Taste structure of the I Portali Greco from the Winery Basilium
Light | Bold | |
Dry | Sweet | |
Soft | Acidic |
In the mouth the I Portali Greco of Winery Basilium in the region of Basilicata is a powerful.
Food and wine pairings with I Portali Greco
Pairings that work perfectly with I Portali Greco
Original food and wine pairings with I Portali Greco
The I Portali Greco of Winery Basilium matches generally quite well with dishes of shellfish, vegetarian or appetizers and snacks such as recipes of magic marinade (for shrimps, scallops, fish...), leek, goat cheese and bacon quiche or reunion pepper candy.
Details and technical informations about Winery Basilium's I Portali Greco.
Discover the grape variety: Abondant
Abondant blanc is a grape variety that originated in France. It produces a variety of grape specially used for wine making. It is rare to find this grape to eat on our tables. This variety of grape is characterized by large bunches and large grapes. The Abondant blanc can be found cultivated in these vineyards: South-West, Cognac, Bordeaux, Provence & Corsica, Rhone Valley.
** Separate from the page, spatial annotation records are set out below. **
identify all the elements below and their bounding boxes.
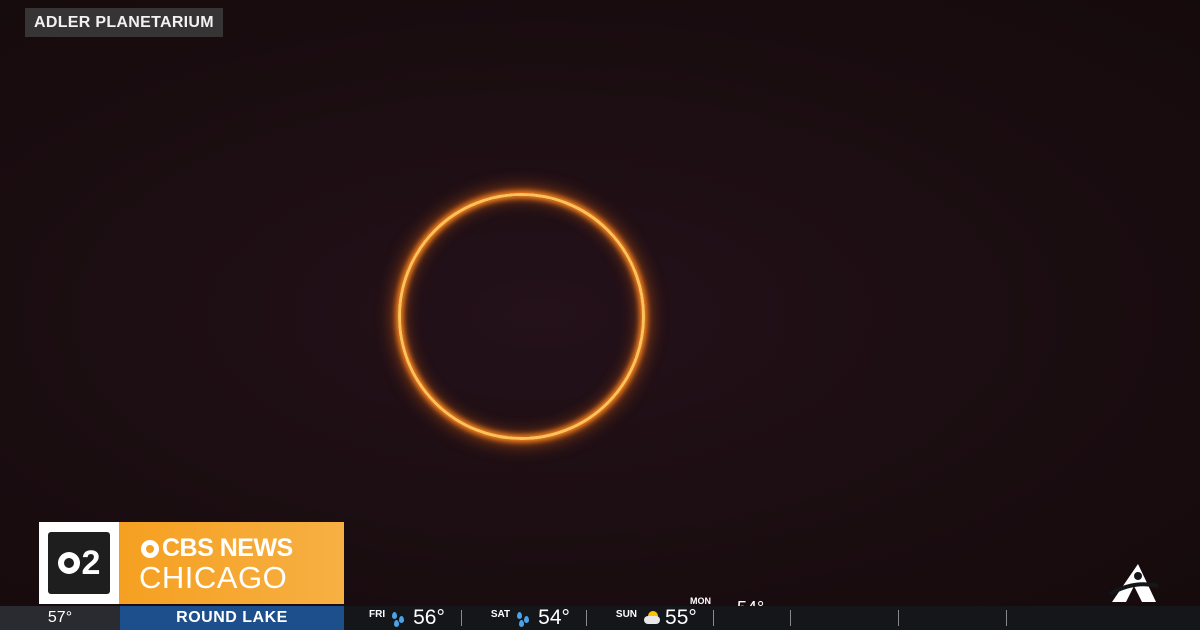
forecast-day-sun: SUN 55°: [591, 606, 709, 630]
annular-eclipse-ring: [398, 193, 645, 440]
station-logo: 2 CBS NEWS CHICAGO: [39, 522, 344, 604]
cbs2-logo: 2: [39, 522, 119, 604]
cbs-eye-small-icon: [141, 539, 159, 558]
channel-number: 2: [81, 544, 101, 582]
broadcast-frame: ADLER PLANETARIUM 2 CBS NEWS CHICAGO MON…: [0, 0, 1200, 630]
rain-icon: [390, 610, 408, 627]
ticker-location: ROUND LAKE: [120, 606, 344, 630]
ticker-divider: [460, 610, 462, 626]
brand-panel: CBS NEWS CHICAGO: [119, 522, 344, 604]
current-temp: 57°: [0, 606, 120, 630]
forecast-temp: 55°: [665, 606, 697, 629]
partly-cloudy-icon: [642, 610, 661, 626]
forecast-strip: FRI 56° SAT 54° SUN 55°: [344, 606, 1200, 630]
ticker-divider: [898, 610, 899, 626]
brand-line2: CHICAGO: [139, 560, 288, 595]
brand-line1: CBS NEWS: [162, 534, 293, 562]
brand-line1-wrap: CBS NEWS: [141, 534, 293, 563]
weather-team-logo-icon: [1108, 564, 1159, 602]
cbs-eye-icon: [57, 552, 80, 574]
ticker-divider: [1006, 610, 1007, 626]
image-credit: ADLER PLANETARIUM: [25, 8, 223, 37]
forecast-temp: 54°: [538, 606, 570, 629]
forecast-day-sat: SAT 54°: [466, 606, 582, 630]
forecast-day-label: SAT: [490, 609, 511, 620]
rain-icon: [515, 610, 533, 627]
forecast-day-fri: FRI 56°: [344, 606, 457, 630]
weather-ticker: 57° ROUND LAKE FRI 56° SAT 54° SUN 55°: [0, 606, 1200, 630]
ticker-divider: [712, 610, 714, 626]
forecast-temp: 56°: [413, 606, 445, 629]
ticker-divider: [790, 610, 791, 626]
forecast-day-label: MON: [690, 596, 711, 606]
ticker-divider: [585, 610, 587, 626]
forecast-day-label: SUN: [615, 609, 638, 620]
forecast-day-label: FRI: [369, 609, 386, 620]
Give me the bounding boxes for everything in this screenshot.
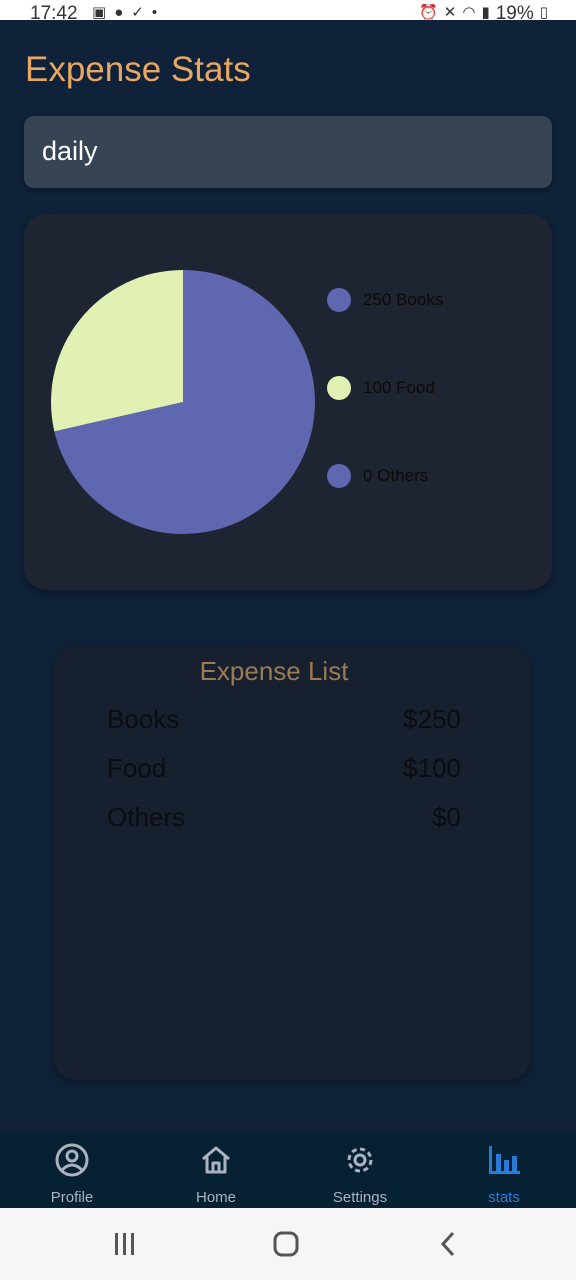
home-icon — [202, 1146, 230, 1174]
expense-list-title: Expense List — [199, 656, 349, 686]
settings-icon — [347, 1147, 373, 1173]
battery-icon: ▯ — [539, 4, 548, 20]
nav-label-stats: stats — [488, 1189, 520, 1206]
check-icon: ✓ — [131, 4, 144, 20]
legend-dot-books — [327, 288, 351, 312]
legend-dot-food — [327, 376, 351, 400]
period-dropdown[interactable]: daily — [24, 116, 552, 188]
alarm-icon: ⏰ — [419, 4, 438, 20]
legend-label-food: 100 Food — [363, 378, 435, 397]
expense-amount: $0 — [432, 802, 461, 832]
app-icon: ● — [114, 4, 124, 20]
image-icon: ▣ — [92, 4, 107, 20]
expense-amount: $250 — [403, 704, 461, 734]
status-time: 17:42 — [30, 4, 78, 20]
period-dropdown-value: daily — [42, 136, 98, 166]
bottom-nav: Profile Home Settings stats — [0, 1132, 576, 1208]
status-bar: 17:42 ▣ ● ✓ • ⏰ ✕ ◠ ▮ 19% ▯ — [0, 0, 576, 20]
system-nav-bar — [0, 1208, 576, 1280]
expense-row: Others $0 — [107, 802, 461, 842]
legend-dot-others — [327, 464, 351, 488]
back-button[interactable] — [436, 1230, 460, 1258]
expense-name: Others — [107, 802, 186, 832]
expense-name: Food — [107, 753, 167, 783]
expense-row: Books $250 — [107, 704, 461, 744]
nav-item-stats[interactable]: stats — [432, 1132, 576, 1208]
mute-icon: ✕ — [443, 4, 457, 20]
home-button[interactable] — [272, 1230, 300, 1258]
expense-name: Books — [107, 704, 180, 734]
battery-text: 19% — [495, 4, 534, 20]
nav-item-settings[interactable]: Settings — [288, 1132, 432, 1208]
pie-chart — [51, 270, 316, 534]
legend-item-food: 100 Food — [327, 376, 547, 400]
legend-label-others: 0 Others — [363, 466, 429, 485]
dot-icon: • — [151, 4, 158, 20]
nav-label-home: Home — [195, 1189, 236, 1206]
nav-item-profile[interactable]: Profile — [0, 1132, 144, 1208]
status-icons-left: ▣ ● ✓ • — [92, 4, 157, 20]
profile-icon — [55, 1143, 89, 1177]
legend-label-books: 250 Books — [363, 290, 444, 309]
expense-row: Food $100 — [107, 753, 461, 793]
expense-amount: $100 — [403, 753, 461, 783]
app-screen: Expense Stats daily 250 Books 100 Food 0… — [0, 20, 576, 1132]
signal-icon: ▮ — [481, 4, 490, 20]
nav-item-home[interactable]: Home — [144, 1132, 288, 1208]
chart-card: 250 Books 100 Food 0 Others — [24, 214, 552, 590]
legend-item-others: 0 Others — [327, 464, 547, 488]
nav-label-profile: Profile — [50, 1189, 94, 1206]
status-icons-right: ⏰ ✕ ◠ ▮ 19% ▯ — [419, 4, 548, 20]
page-title: Expense Stats — [25, 50, 251, 89]
legend-item-books: 250 Books — [327, 288, 547, 312]
stats-icon — [489, 1146, 520, 1174]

Last vintages of this wine
The best vintages of I Portali Greco from Winery Basilium are 2014, 0
Informations about the Winery Basilium
The Winery Basilium is one of of the world's greatest estates. It offers 10 wines for sale in the of Basilicata to come and discover on site or to buy online.
The wine region of Basilicata
Basilicata, in Southern Italy, is a region whose name rarely appears in wine circles. It is best known for its red wines made from the Aglianico grape, and in particular for the Aglianico del Vulture appellation. It has only four DOCs, which collectively cover only two of every 100 bottles produced here. The remaining 98% is sold under IGT or, more likely, Vino da Tavola.
The word of the wine: Yeast
Micro-organisms at the base of all fermentative processes. A wide variety of yeasts live and thrive naturally in the vineyard, provided that treatments do not destroy them. Unfortunately, their replacement by laboratory-selected yeasts is often the order of the day and contributes to the standardization of the wine. Yeasts are indeed involved in the development of certain aromas.